L’entrepreneur financier avoue qu’il aurait aimé qu’Alain Bouchard accepte de participer à son livre parce que Couche-Tard – dont M. Bouchard est le cofondateur et le président exécutif du conseil d’administration – est certainement une autre entreprise exemplaire. Tout comme CGI, ajoute-t-il.

À la sauce québécoise

Carl Simard affirme que son expérience lui fait réaliser que les entrepreneurs d’ici ont des traits particuliers.

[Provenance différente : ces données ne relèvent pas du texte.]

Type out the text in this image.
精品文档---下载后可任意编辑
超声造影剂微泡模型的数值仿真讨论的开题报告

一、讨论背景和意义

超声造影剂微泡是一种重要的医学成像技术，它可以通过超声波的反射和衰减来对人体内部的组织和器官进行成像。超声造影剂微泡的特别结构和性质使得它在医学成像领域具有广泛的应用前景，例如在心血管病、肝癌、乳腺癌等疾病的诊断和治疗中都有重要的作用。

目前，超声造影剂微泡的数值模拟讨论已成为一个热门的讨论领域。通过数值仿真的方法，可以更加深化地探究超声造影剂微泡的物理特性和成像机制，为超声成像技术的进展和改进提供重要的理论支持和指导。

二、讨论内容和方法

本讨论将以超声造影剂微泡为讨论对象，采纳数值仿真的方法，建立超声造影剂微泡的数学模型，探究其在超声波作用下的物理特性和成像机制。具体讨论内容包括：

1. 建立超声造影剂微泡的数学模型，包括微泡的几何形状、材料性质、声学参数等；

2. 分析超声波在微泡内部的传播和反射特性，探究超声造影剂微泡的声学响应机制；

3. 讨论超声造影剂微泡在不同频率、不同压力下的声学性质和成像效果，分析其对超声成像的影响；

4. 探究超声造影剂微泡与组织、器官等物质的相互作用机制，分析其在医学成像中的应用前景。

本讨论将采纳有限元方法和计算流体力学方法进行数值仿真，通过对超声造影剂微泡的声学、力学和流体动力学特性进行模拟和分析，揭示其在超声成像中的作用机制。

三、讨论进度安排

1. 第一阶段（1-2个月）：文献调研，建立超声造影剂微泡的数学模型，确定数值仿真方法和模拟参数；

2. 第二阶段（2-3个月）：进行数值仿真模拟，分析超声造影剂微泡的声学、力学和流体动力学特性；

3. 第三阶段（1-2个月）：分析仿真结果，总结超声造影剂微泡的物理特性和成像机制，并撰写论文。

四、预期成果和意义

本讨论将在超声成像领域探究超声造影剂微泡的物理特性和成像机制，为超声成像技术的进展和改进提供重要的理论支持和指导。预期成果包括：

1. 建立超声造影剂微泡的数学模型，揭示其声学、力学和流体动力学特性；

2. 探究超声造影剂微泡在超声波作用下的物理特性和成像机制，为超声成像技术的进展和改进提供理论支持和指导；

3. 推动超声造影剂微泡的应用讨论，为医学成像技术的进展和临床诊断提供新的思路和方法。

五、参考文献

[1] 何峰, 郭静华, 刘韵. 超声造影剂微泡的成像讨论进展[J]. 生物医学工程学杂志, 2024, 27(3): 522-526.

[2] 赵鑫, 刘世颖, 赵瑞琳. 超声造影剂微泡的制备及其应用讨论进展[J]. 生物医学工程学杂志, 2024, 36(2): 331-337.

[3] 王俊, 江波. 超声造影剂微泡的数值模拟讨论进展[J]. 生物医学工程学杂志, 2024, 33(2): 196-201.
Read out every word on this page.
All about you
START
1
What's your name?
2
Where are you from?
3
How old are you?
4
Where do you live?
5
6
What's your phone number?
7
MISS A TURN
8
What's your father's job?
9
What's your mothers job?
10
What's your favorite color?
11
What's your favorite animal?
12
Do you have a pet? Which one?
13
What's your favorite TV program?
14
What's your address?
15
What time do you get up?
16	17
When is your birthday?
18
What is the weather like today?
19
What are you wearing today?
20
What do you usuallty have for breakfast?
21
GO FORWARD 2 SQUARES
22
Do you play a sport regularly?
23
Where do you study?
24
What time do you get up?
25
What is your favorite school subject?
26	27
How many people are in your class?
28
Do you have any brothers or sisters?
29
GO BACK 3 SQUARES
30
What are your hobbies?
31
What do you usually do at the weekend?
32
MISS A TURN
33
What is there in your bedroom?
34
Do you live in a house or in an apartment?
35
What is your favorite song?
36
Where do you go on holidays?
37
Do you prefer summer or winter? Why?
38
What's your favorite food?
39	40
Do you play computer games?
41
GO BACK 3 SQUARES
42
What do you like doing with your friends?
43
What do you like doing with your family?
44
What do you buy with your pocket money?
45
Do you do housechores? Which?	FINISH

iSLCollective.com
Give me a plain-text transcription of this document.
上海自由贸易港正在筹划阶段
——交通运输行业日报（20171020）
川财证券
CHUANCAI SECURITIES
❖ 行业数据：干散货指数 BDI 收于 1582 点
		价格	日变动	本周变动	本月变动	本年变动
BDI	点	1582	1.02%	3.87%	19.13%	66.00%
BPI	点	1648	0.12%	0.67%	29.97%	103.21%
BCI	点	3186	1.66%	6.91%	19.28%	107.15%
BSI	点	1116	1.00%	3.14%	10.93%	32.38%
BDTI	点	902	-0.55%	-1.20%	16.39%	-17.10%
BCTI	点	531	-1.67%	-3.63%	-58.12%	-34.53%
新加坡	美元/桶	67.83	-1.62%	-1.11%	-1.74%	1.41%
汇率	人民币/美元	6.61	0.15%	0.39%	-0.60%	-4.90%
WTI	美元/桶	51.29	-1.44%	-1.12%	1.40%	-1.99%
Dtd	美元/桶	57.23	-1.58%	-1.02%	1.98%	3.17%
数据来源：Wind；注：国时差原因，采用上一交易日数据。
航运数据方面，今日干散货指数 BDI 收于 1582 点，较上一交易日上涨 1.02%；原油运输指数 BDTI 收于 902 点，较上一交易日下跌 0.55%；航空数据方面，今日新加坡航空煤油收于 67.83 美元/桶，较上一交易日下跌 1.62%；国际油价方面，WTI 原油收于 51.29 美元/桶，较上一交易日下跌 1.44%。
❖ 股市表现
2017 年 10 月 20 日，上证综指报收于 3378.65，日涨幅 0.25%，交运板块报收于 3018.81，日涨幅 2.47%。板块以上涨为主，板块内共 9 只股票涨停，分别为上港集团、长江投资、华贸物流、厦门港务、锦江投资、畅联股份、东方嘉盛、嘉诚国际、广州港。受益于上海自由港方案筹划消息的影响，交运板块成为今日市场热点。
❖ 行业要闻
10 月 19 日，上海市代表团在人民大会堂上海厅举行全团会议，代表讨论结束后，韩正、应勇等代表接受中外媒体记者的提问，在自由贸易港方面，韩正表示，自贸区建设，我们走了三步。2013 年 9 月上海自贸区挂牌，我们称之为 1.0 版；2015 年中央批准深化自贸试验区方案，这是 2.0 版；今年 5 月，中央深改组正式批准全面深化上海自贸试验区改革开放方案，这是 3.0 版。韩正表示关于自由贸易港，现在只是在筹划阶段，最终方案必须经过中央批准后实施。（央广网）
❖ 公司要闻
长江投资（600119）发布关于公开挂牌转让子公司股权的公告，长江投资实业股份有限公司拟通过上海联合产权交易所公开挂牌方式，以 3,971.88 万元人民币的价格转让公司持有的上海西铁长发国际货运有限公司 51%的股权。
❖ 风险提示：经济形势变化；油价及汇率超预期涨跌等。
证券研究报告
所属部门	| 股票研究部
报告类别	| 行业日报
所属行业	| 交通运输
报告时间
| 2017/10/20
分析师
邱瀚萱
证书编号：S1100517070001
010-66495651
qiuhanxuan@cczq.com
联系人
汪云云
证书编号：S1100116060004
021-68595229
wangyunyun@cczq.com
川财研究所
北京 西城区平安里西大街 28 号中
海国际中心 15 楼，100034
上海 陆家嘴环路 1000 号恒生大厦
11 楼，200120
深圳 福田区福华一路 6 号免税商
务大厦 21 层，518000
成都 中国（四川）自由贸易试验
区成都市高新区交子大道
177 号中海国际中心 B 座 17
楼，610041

Les Québécois ont une façon de faire des affaires différente pour ce qui est de la relation avec la clientèle. On a une façon de faire plus humaniste. On joint bien l’humanisme au capitalisme.

Carl Simard, cofondateur du cabinet de gestion d’actifs Medici

« Il y a un modèle spécial au Québec. Le respect du monde. Les entrepreneurs respectent leurs fournisseurs », estime M. Simard.

Medici n’est pas nécessairement actionnaire des trois entreprises cotées en Bourse citées dans le livre. Carl Simard aime ces entreprises, mais explique qu’il est condamné à battre le marché en tant que gestionnaire de portefeuille. « Alors même s’il s’agit d’une entreprise exemplaire, il faut acheter à un prix raisonnable. »

Quelque 2000 exemplaires du livre ont été imprimés pour distribution à des clients et amis. Le livre sera offert gratuitement en version électronique sur le site de Medici.